Это могло длиться годы, не порождая перемен, их и не было. История могла бы вполне прекратиться в этой точке, если бы она еще раз не началась с начала. И это неизбежно должно было случиться, потому что не все нити были развязаны.
В 1972–1973 годах Лео потерял часть своего состояния, но подробностей он так и не узнал, все было в руках Левингера, он неудачно перепродал нефтяные акции. Когда же приедет твоя Юдифь, сын мой? Совсем скоро, говорил Лео, она уже дописывает магистерскую работу.
В 1974 году операции по продаже участков в Сан-Паулу были практически завершены. Строительная компания «Шоппинг-Сити» из-за рецессии и экономического кризиса существенно снизила цену, но в конечном счете все же получилась значительная сумма, которая была выплачена и с лихвой покрыла убытки Левингера. Левингер стал осторожнее. Я не хочу вмешиваться в твои дела, сын мой, но разве твоя подруга не должна уже закончить университет и приехать сюда? Скоро, дядюшка Зе, совсем скоро я смогу представить ее тебе.

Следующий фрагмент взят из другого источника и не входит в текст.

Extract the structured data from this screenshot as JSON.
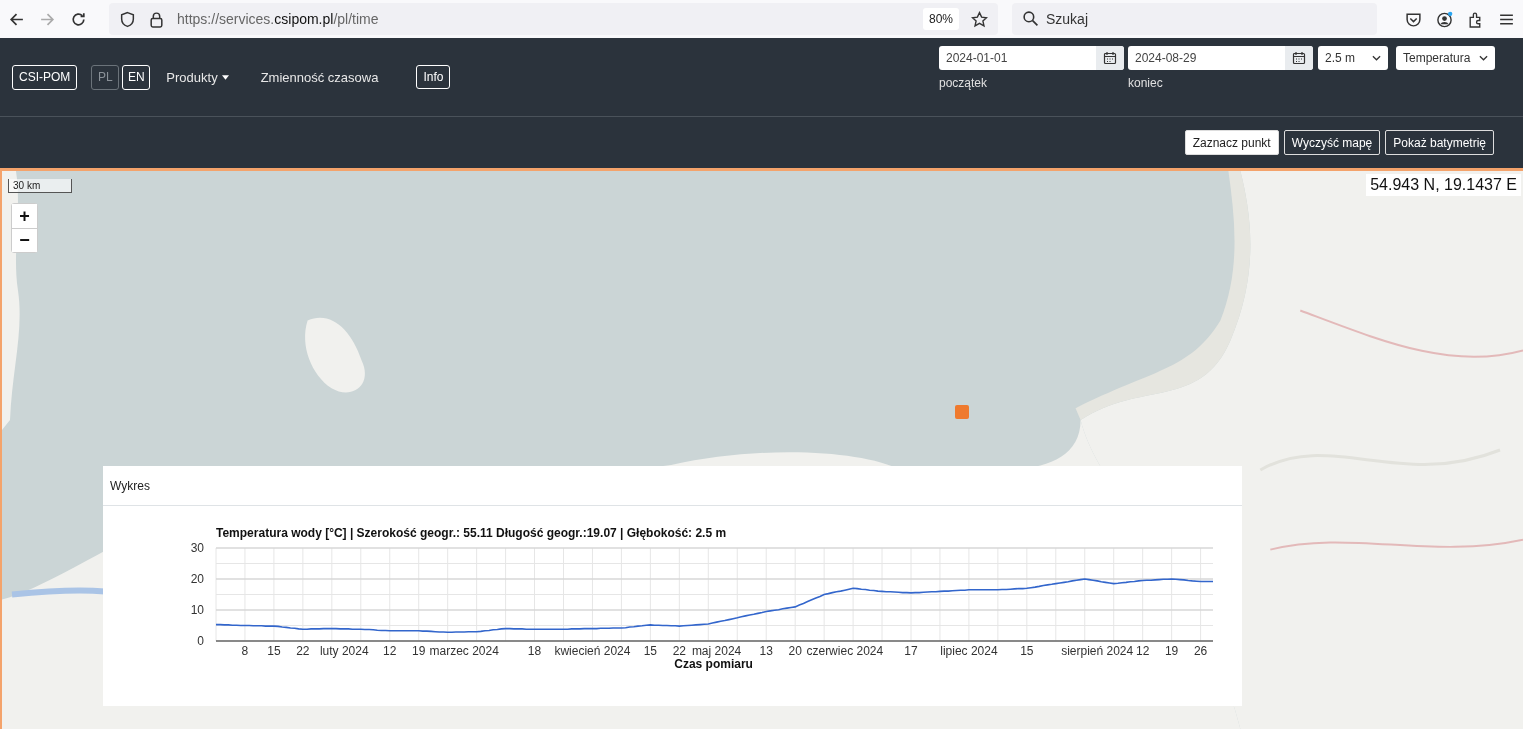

В 1975 году был продан последний земельный участок, тот, который, казалось, было никак не продать, потому что на нем разрослась favela. Левингер уже потерял терпение. Застраховавшись подкупом ряда инстанций, — даже губернатор получил полмиллиона — он нанял людей, и бульдозеры принялись сносить бедняцкие хибарки, сопротивление бунтующих обитателей трущоб, faveleiros, он сломил с помощью наемных бандитов, cangaceiros, которым оказалось достаточно сделать несколько выстрелов, favela была сровнена с землей, за участком следила вооруженная охрана, и очень скоро земля была по частям выгодно продана. А Юдифь? Скоро, скоро она приедет, говорил Лео. Левингер то и дело отчуждал капитал Лео, если предприятия были рискованными или сомнительными, и находил надежные места его помещения, где на долгое время был гарантирован пусть и не сногсшибательный, но достаточный и надежный доход.
Завтра, уже вот-вот, Юдифи осталось сдать только выпускные экзамены, уже можно готовиться к приему, дядюшка Зе, говорил Лео, хотя не очень убежденным тоном. Лео надоело постоянное давление со стороны Левингера, и он решил в следующий раз, когда Левингер снова спросит о Юдифи, заставить ее умереть. Он расскажет, что она мертва, подробностей он не знает, вероятно, самоубийство, но почему? Узнать на таком расстоянии точнее ничего нельзя, и тогда он получит последний срок, хотя бы год, в течение которого он сможет оставаться глух к попыткам дядюшки его осчастливить, это будет год траура. Это будут последние кружева лжи, они-то и подведут его к истине. Но он еще раз сказал: Завтра! Она уже укладывает чемоданы. Она забронировала билет. Завтра!
Лео показался самому себе застигнутым врасплох лжецом, когда его ложь оказалась правдой. Какие слова говорят тому, кого считали мертвым, а он неожиданно совершенно живой стоит у тебя на пороге — точно так, как ты это нафантазировал?